Usai berkeliling di ajang GIIAS 2017, Menteri Perindustrian Airlangga Hartarto mengatakan, sepertinya masing-masing produsen sudah siap dengan kedua teknologi itu. Namun dari sisi logika, hibrida bakal lebih banyak dipilih.
"Karena tidak membutuhkan tambahan infrastruktur, dan menurut saya juga seperti itu, jadi nanti yang paling banyak mungkin ke arah itu," ujar Airlangga di ICE, BSD, Tangerang, Kamis (10/8/2017).
Mobil listrik itu sendiri, kata Airlangga, butuh infrastruktuk penunjang lain sebelum bisa dinikmati langsung oleh konsumen. Salah satunya, kebutuhan tempat pengisian, sampai pengelolaan limbah baterai yang sudah usang.
Baca: Nissan Indonesia Sudah Punya Jagoan buat Progam LCEV
Selain itu, teknologi hybrid, masih memanfaatkan mesin yang ada saat ini, sehingga tak mengabaikan investasi yang sudah dikeluarkan merek-merek di Indonesia dengan nilai besar.
Mengenai harga, setiap merek yang ikut program LCEV akan diberikan insentif, sehingga bisa lebih terjangkau. Bentuknya, bisa berupa bea masuk, hingga pajak barang mewah (PPnBM).
"Tergantung merek itu akan memilih skema yang mana. Kita siapkan berbagai skema, seperti CBU (completely built up), IKD (Incompletely knocked down), atau CKD (completelty knocked down)," kata Airlangga.

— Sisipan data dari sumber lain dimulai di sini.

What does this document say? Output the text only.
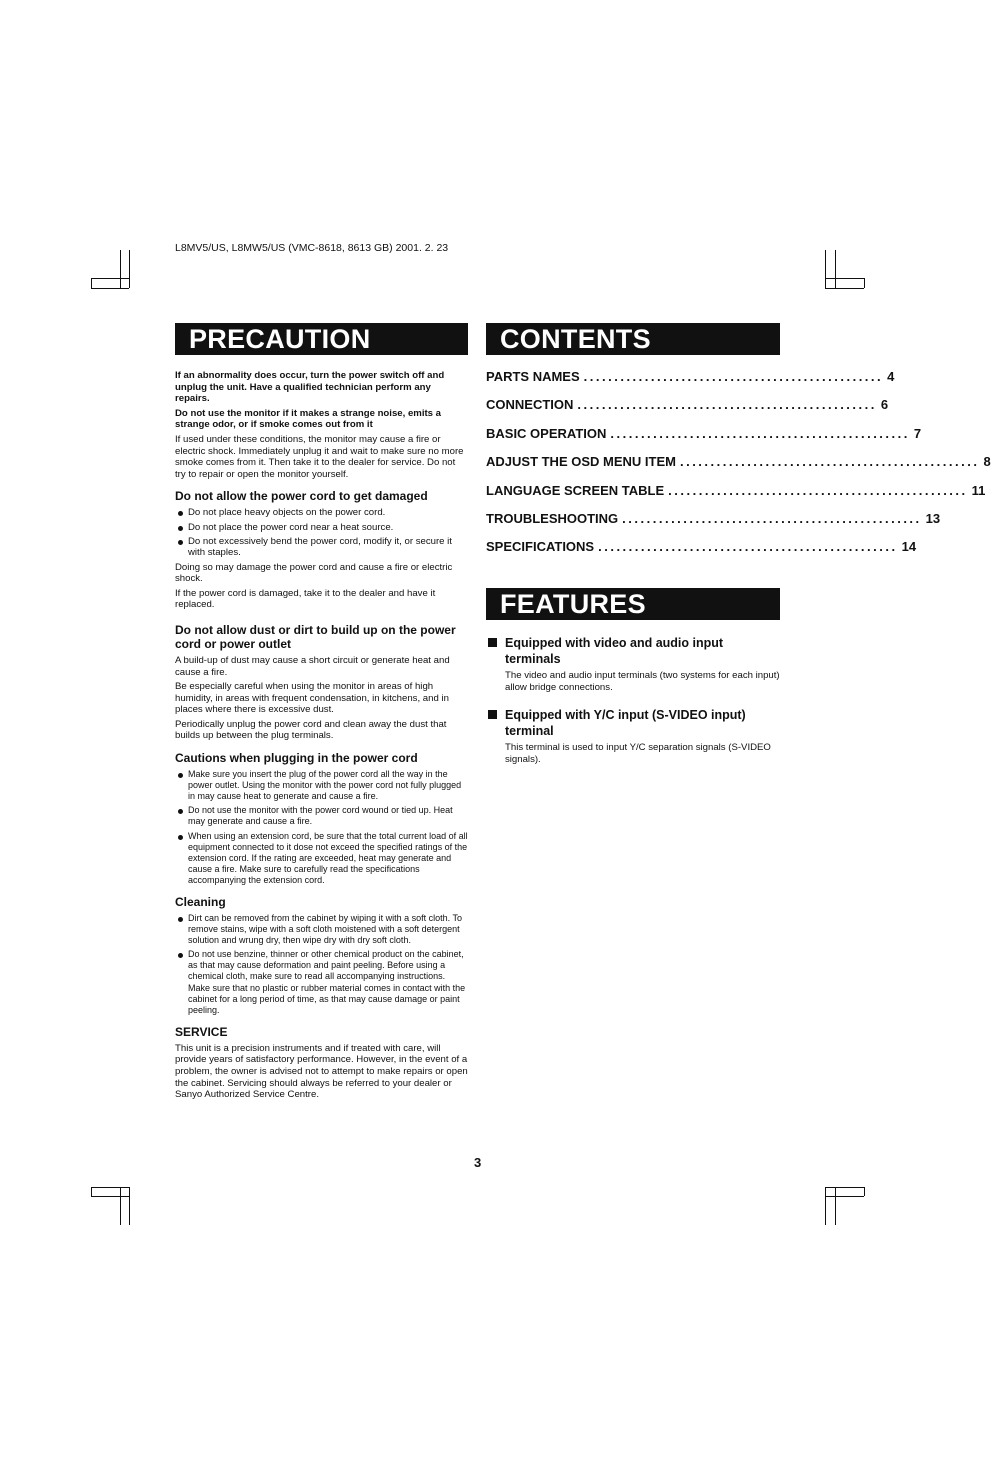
L8MV5/US, L8MW5/US (VMC-8618, 8613 GB) 2001. 2. 23
PRECAUTION

If an abnormality does occur, turn the power switch off and unplug the unit. Have a qualified technician perform any repairs.

Do not use the monitor if it makes a strange noise, emits a strange odor, or if smoke comes out from it

If used under these conditions, the monitor may cause a fire or electric shock. Immediately unplug it and wait to make sure no more smoke comes from it. Then take it to the dealer for service. Do not try to repair or open the monitor yourself.

Do not allow the power cord to get damaged
Do not place heavy objects on the power cord.
Do not place the power cord near a heat source.
Do not excessively bend the power cord, modify it, or secure it with staples.

Doing so may damage the power cord and cause a fire or electric shock.

If the power cord is damaged, take it to the dealer and have it replaced.

Do not allow dust or dirt to build up on the power cord or power outlet

A build-up of dust may cause a short circuit or generate heat and cause a fire.

Be especially careful when using the monitor in areas of high humidity, in areas with frequent condensation, in kitchens, and in places where there is excessive dust.

Periodically unplug the power cord and clean away the dust that builds up between the plug terminals.

Cautions when plugging in the power cord
Make sure you insert the plug of the power cord all the way in the power outlet. Using the monitor with the power cord not fully plugged in may cause heat to generate and cause a fire.
Do not use the monitor with the power cord wound or tied up. Heat may generate and cause a fire.
When using an extension cord, be sure that the total current load of all equipment connected to it dose not exceed the specified ratings of the extension cord. If the rating are exceeded, heat may generate and cause a fire. Make sure to carefully read the specifications accompanying the extension cord.
Cleaning
Dirt can be removed from the cabinet by wiping it with a soft cloth. To remove stains, wipe with a soft cloth moistened with a soft detergent solution and wrung dry, then wipe dry with dry soft cloth.
Do not use benzine, thinner or other chemical product on the cabinet, as that may cause deformation and paint peeling. Before using a chemical cloth, make sure to read all accompanying instructions. Make sure that no plastic or rubber material comes in contact with the cabinet for a long period of time, as that may cause damage or paint peeling.
SERVICE

This unit is a precision instruments and if treated with care, will provide years of satisfactory performance. However, in the event of a problem, the owner is advised not to attempt to make repairs or open the cabinet. Servicing should always be referred to your dealer or Sanyo Authorized Service Centre.

CONTENTS
PARTS NAMES ................................................. 4
CONNECTION ................................................. 6
BASIC OPERATION ................................................. 7
ADJUST THE OSD MENU ITEM ................................................. 8
LANGUAGE SCREEN TABLE ................................................. 11
TROUBLESHOOTING ................................................. 13
SPECIFICATIONS ................................................. 14
FEATURES
Equipped with video and audio input terminals
The video and audio input terminals (two systems for each input) allow bridge connections.
Equipped with Y/C input (S-VIDEO input) terminal
This terminal is used to input Y/C separation signals (S-VIDEO signals).
3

Sekarang ini, pihak Kementerian Perindustrian sedang berdiskusi dengan instansi terkait lainnya untuk merumuskan regulasi tersebut. Selain hibrida dan mobil listrik, program LCEV juga akan menawarkan insentif buat teknologi lain, seperti gas, dan teknologi terbarukan.
"Banyak kementerian yang kita libatkan di sini, tetapi untuk diterbitkannya kami usahakan dalam waktu dekat," kata Menperin.